The software tool used to develop the SPN model for O&M planning of FOWTs is TimeNET Version 4 [40]. TimeNET was designed by the Real-Time Systems and Robotics group at the Technische Universität Berlin, Germany, as an interface to model the SPNs with non-exponentially distributed firing times.

3.2.1. Modelling the Degradation Process

To model the degradation process of components, four states are defined: (i) normal state, (ii) degraded state, (iii) critical state, and (iv) functional failure state. The transitions linking these states represent events which take place for one state to progress into another, i.e., for the components to degrade from the normal to degraded to critical and finally to the functional failure state. The times associated with each transition represents how long it takes for the condition of the components to further progress. The model begins with the token residing in the Normal place. This signifies that the sub-assembly is operating as it normally should be. The presence of this token enables the transition CO_1 (Continued Operation 1) to fire, transferring the token to the Degraded place after a delay represented by a Weibull distribution with shape parameter β and scale parameter η (in this study, the scale parameter is represented in years).
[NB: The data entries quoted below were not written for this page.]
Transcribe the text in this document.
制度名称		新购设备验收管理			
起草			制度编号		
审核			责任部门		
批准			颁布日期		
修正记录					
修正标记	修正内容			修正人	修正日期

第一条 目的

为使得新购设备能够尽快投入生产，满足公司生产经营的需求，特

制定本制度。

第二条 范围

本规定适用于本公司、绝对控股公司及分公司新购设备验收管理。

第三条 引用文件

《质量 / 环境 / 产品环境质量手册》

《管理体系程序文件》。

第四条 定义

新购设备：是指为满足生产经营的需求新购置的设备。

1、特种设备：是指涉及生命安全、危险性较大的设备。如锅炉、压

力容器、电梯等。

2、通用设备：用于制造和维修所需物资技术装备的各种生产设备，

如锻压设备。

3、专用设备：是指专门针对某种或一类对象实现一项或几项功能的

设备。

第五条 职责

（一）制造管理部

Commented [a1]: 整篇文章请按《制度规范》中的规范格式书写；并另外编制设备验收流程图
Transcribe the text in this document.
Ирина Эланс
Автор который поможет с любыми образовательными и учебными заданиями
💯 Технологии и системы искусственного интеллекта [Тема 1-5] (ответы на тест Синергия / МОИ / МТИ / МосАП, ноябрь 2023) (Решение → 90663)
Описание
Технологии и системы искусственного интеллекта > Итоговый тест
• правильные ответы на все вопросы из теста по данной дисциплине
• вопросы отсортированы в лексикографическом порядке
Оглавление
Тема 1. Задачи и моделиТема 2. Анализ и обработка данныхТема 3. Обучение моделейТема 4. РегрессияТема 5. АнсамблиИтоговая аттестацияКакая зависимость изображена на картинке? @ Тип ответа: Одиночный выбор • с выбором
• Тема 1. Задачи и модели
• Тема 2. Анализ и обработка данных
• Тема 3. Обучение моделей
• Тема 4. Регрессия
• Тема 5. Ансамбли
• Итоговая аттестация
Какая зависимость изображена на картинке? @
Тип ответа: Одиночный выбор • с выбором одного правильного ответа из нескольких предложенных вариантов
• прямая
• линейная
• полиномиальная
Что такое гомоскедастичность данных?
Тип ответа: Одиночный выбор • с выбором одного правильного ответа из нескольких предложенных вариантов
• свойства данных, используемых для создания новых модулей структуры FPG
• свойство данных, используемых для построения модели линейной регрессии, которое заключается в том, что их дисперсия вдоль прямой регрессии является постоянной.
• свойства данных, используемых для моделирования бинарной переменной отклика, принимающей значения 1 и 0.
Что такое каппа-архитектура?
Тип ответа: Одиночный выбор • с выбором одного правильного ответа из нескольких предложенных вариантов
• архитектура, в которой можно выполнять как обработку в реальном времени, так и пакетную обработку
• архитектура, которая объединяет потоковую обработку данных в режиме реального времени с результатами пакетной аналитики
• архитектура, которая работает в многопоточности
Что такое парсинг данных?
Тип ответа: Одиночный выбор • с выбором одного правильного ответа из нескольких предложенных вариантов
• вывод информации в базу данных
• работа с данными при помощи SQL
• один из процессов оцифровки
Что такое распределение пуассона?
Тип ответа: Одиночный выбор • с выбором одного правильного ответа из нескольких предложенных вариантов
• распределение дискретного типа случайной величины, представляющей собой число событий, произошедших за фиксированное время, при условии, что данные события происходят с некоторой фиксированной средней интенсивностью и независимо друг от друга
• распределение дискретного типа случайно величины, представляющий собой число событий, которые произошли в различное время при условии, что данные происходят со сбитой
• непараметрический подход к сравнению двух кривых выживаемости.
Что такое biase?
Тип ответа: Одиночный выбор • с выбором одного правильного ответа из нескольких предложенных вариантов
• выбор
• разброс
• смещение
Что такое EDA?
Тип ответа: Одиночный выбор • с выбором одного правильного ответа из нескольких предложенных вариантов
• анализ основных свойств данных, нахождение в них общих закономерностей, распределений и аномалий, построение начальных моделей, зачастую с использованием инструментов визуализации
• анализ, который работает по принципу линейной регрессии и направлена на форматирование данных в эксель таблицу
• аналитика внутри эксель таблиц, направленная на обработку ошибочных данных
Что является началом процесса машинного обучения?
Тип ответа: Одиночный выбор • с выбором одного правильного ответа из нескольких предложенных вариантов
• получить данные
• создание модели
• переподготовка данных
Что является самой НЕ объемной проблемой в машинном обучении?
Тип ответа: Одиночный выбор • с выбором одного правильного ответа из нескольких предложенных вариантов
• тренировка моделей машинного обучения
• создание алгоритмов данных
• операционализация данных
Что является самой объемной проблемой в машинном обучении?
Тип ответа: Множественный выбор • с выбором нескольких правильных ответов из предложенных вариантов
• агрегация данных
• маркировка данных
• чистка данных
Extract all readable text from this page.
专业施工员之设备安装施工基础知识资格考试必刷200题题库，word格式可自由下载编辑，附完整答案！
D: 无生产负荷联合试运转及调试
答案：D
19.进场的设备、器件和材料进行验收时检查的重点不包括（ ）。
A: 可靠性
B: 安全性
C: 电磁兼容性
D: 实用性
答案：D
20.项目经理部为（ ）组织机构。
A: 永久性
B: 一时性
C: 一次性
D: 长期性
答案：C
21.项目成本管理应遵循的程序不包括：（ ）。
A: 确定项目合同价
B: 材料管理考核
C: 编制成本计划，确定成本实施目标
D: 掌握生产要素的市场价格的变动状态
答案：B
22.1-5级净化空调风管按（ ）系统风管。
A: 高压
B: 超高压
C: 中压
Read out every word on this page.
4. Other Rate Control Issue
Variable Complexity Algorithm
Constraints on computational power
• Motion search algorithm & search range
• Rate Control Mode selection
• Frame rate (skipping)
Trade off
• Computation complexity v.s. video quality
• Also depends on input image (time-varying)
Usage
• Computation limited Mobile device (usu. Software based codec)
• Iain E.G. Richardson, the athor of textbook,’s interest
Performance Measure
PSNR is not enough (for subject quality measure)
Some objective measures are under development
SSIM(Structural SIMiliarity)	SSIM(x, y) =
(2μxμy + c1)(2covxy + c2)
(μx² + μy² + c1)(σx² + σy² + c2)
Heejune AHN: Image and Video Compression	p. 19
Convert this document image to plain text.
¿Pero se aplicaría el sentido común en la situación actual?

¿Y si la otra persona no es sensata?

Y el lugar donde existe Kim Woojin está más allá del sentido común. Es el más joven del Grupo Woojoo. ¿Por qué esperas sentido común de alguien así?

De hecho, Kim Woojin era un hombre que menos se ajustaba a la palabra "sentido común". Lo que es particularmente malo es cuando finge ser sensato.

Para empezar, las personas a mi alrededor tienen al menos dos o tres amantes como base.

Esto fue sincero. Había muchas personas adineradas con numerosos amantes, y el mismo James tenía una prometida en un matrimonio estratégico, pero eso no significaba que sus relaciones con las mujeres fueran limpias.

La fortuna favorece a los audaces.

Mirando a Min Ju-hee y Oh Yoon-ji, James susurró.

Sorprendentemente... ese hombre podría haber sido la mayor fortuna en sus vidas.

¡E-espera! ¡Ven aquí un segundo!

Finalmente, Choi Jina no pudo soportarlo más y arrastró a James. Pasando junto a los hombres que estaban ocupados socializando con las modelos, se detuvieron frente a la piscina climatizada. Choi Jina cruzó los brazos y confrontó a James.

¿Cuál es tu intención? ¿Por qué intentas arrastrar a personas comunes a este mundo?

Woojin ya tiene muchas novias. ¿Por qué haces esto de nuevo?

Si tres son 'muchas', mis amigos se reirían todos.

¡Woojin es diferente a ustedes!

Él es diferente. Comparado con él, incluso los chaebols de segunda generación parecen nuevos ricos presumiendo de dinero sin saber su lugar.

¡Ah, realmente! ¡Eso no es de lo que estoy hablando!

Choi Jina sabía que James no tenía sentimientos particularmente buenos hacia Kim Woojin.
The movement of the token in this instance signifies the change in the asset’s condition; therefore, the token being situated within the Degraded place signifies that the asset is in a degraded state.
As we assume that the resources (including transport vessels, service crew, spare parts and special tools) are available, the maintenance tasks begin immediately after the condition of a component is identified as ‘degraded’. In an event that resources might not be available for a maintenance task, the transition CO_2 becomes enabled and fires, transferring the token from the Degraded place to the Critical place. The critical state in this model serves to notify the operators that functional failure will occur if no maintenance is performed. This process then continues until the token ends up in the Failed place. By default, this then prompts replacement of the component. The degradation process on TimeNET is shown in Figure 5.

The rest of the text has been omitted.